USD Faces Correction as Geopolitics Take Center Stage.
- USD Faces Correction Risks – Despite a high US inflation print, the dollar weakened after reports of a Trump-Putin call discussing peace in Ukraine, improving global confidence.
- Energy and China Boost Risk Sentiment – Falling crude and gas prices, coupled with optimism around Chinese tech stocks and policy support, weigh on USD strength.
- Tariffs Remain a Key Risk – Markets await Trump’s next tariff orders, which could impact FX markets depending on which countries are targeted.
- EUR Gains Despite Rate Spreads – EUR/USD rebounded on peace optimism and tariff negotiations but faces headwinds from strong US rates.
- UK GDP Data Deceptive – An inventory-driven boost masks weak economic fundamentals, pressuring the Treasury and weighing on GBP sentiment.
USD: Correction Risks Unless Tariffs Are Imposed
On a typical day, a higher-than-expected US inflation report would strengthen the dollar and pressure risk assets. However, yesterday’s FX market reaction was short-lived. News of a 90-minute Trump-Putin call discussing an end to the Ukraine conflict shifted market sentiment, overriding concerns about US isolationism and European security. US Defense Secretary Pete Hesgeth clarified that American troops wouldn’t be involved in any Ukraine peacekeeping force, and NATO’s Article 5 wouldn’t apply.
Instead, markets focused on improved regional confidence and easing global energy disruptions. This led to a drop in crude oil and European natural gas prices—positive for global growth but mildly negative for the dollar. Meanwhile, optimism is brewing in Chinese markets, where tech stocks are rebounding, and expectations are rising for policy support in early March. Consequently, USD/CNY slipped below 7.30.

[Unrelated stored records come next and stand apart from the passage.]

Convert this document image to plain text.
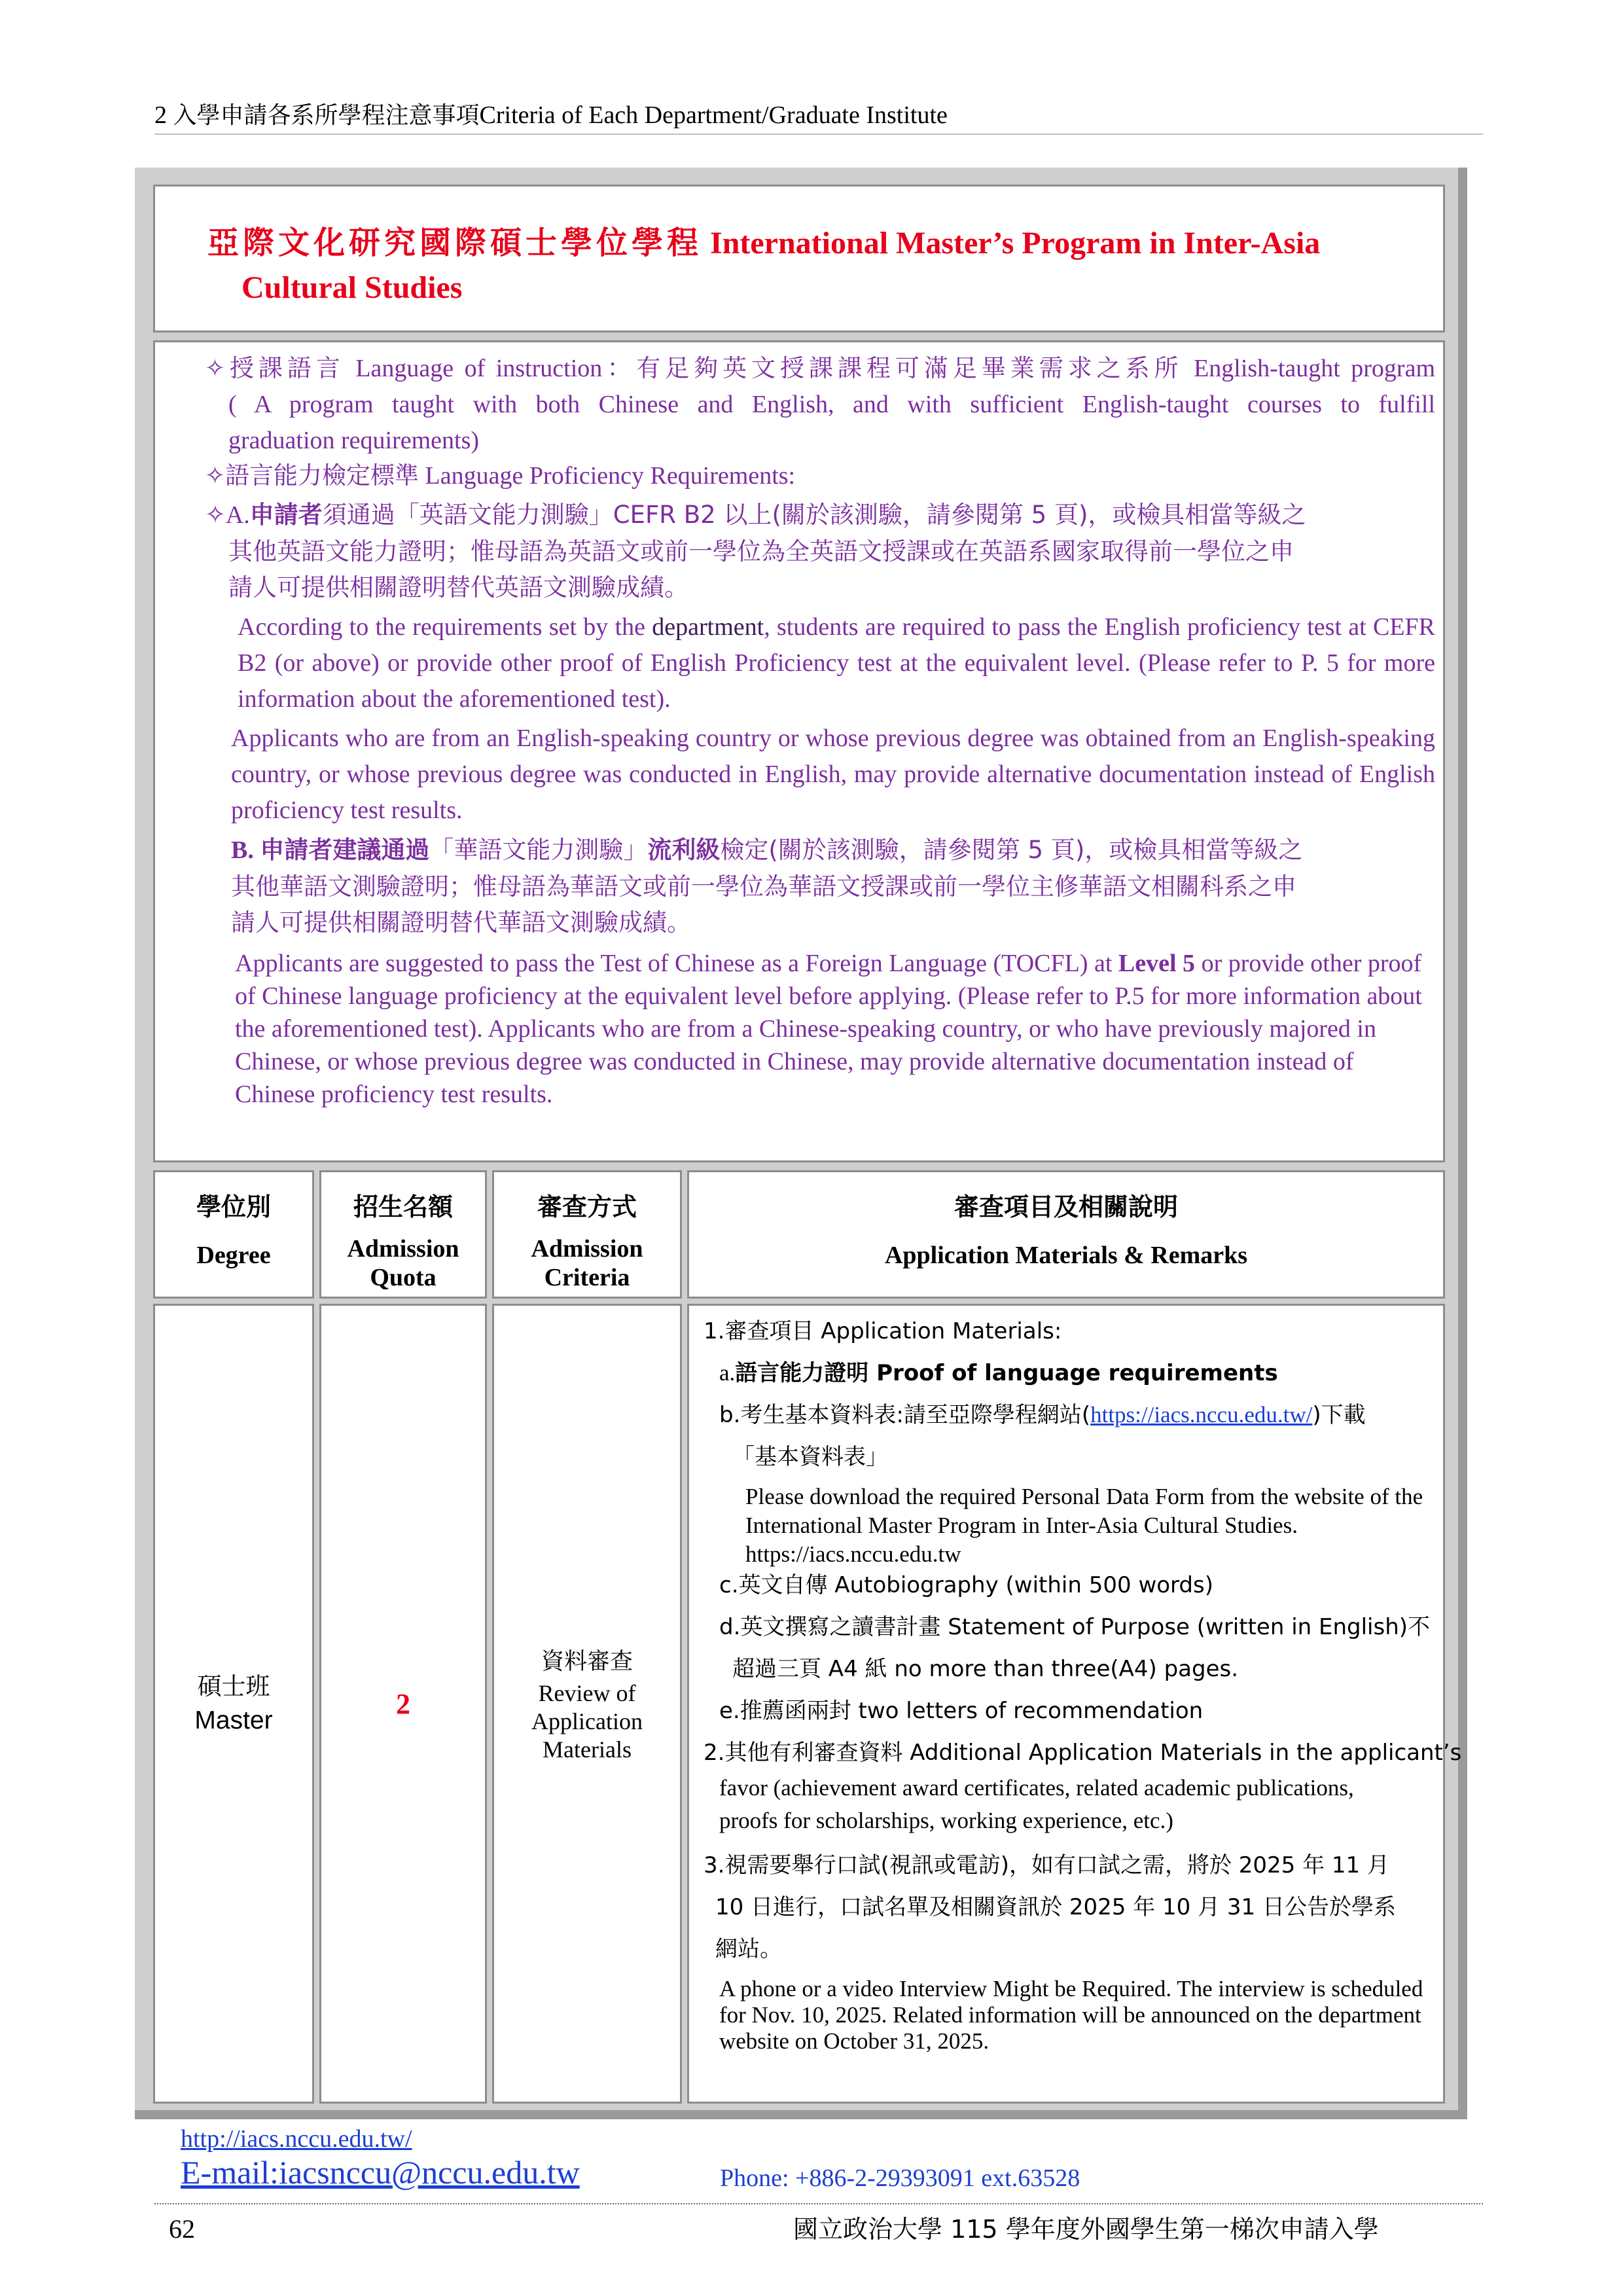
2 入學申請各系所學程注意事項Criteria of Each Department/Graduate Institute
亞際文化研究國際碩士學位學程 International Master’s Program in Inter-Asia
Cultural Studies
✧授課語言 Language of instruction：有足夠英文授課課程可滿足畢業需求之系所 English-taught program
( A program taught with both Chinese and English, and with sufficient English-taught courses to fulfill
graduation requirements)
✧語言能力檢定標準 Language Proficiency Requirements:
✧A.申請者須通過「英語文能力測驗」CEFR B2 以上(關於該測驗，請參閱第 5 頁)，或檢具相當等級之
其他英語文能力證明；惟母語為英語文或前一學位為全英語文授課或在英語系國家取得前一學位之申
請人可提供相關證明替代英語文測驗成績。
According to the requirements set by the department, students are required to pass the English proficiency test at CEFR B2 (or above) or provide other proof of English Proficiency test at the equivalent level. (Please refer to P. 5 for more information about the aforementioned test).
Applicants who are from an English-speaking country or whose previous degree was obtained from an English-speaking country, or whose previous degree was conducted in English, may provide alternative documentation instead of English proficiency test results.
B. 申請者建議通過「華語文能力測驗」流利級檢定(關於該測驗，請參閱第 5 頁)，或檢具相當等級之
其他華語文測驗證明；惟母語為華語文或前一學位為華語文授課或前一學位主修華語文相關科系之申
請人可提供相關證明替代華語文測驗成績。
Applicants are suggested to pass the Test of Chinese as a Foreign Language (TOCFL) at Level 5 or provide other proof of Chinese language proficiency at the equivalent level before applying. (Please refer to P.5 for more information about the aforementioned test). Applicants who are from a Chinese-speaking country, or who have previously majored in Chinese, or whose previous degree was conducted in Chinese, may provide alternative documentation instead of Chinese proficiency test results.
學位別
Degree
招生名額
Admission Quota
審查方式
Admission Criteria
審查項目及相關說明
Application Materials & Remarks
碩士班
Master
2
資料審查
Review of Application Materials
1.審查項目 Application Materials:
a.語言能力證明 Proof of language requirements
b.考生基本資料表:請至亞際學程網站(https://iacs.nccu.edu.tw/)下載
「基本資料表」
Please download the required Personal Data Form from the website of the International Master Program in Inter-Asia Cultural Studies. https://iacs.nccu.edu.tw
c.英文自傳 Autobiography (within 500 words)
d.英文撰寫之讀書計畫 Statement of Purpose (written in English)不
超過三頁 A4 紙 no more than three(A4) pages.
e.推薦函兩封 two letters of recommendation
2.其他有利審查資料 Additional Application Materials in the applicant’s
favor (achievement award certificates, related academic publications,
proofs for scholarships, working experience, etc.)
3.視需要舉行口試(視訊或電訪)，如有口試之需，將於 2025 年 11 月
10 日進行，口試名單及相關資訊於 2025 年 10 月 31 日公告於學系
網站。
A phone or a video Interview Might be Required. The interview is scheduled for Nov. 10, 2025. Related information will be announced on the department website on October 31, 2025.
http://iacs.nccu.edu.tw/
E-mail:iacsnccu@nccu.edu.tw	Phone: +886-2-29393091 ext.63528
62	國立政治大學 115 學年度外國學生第一梯次申請入學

While these factors support global growth, the lingering risk of tariffs tempers optimism. Trump is set to sign new executive orders today, with markets watching whether they target India, Brazil, and Korea and if they include backdated clauses for negotiation. Separately, traders will monitor US initial jobless claims and PPI data, as any upside surprise could support the dollar. For now, DXY seems poised to move toward 107.00/30, with downside risk to 106.35.
EUR: A Glimmer of Hope Amid Tariff Fears
Despite rising US short-term rates, EUR/USD gained momentum following the Trump-Putin headlines. The euro was already rallying on reports that European officials are negotiating with the US to avoid tariffs. A peace breakthrough in Ukraine could lower energy costs and spur investment, potentially leading to a “new Marshall Plan.”
However, the threat of tariffs looms large, dampening confidence. While speculators are reducing euro short positions, wide US rate spreads continue to favor the dollar. As a result, EUR/USD’s rebound is expected to be slow, with resistance around 1.0500/0530 and an outside risk of 1.0575. Meanwhile, EUR/CHF could extend its gains, which would be welcomed by the Swiss National Bank as it faces pressure from local exporters and expects Swiss inflation to drop to 0.2% YoY in Q2.
GBP: GDP Numbers Mask Underlying Weakness
UK GDP figures appeared better than expected, but economist James Smith warns the data is misleading. The fourth-quarter outperformance was driven by a volatile inventory surge rather than strong fundamentals. Consumption remained flat, business investment declined despite earlier gains, and net trade was weak.
This lackluster economic picture increases pressure on the Treasury to find savings, especially as the OBR is likely to revise down its optimistic 2% growth forecast for 2025. While EUR/GBP dipped 20 pips on the data, a reassessment could see sterling surrendering gains. Heading into Q2, the outlook for GBP remains weak, with EUR/GBP expected to find support around 0.8300/8350.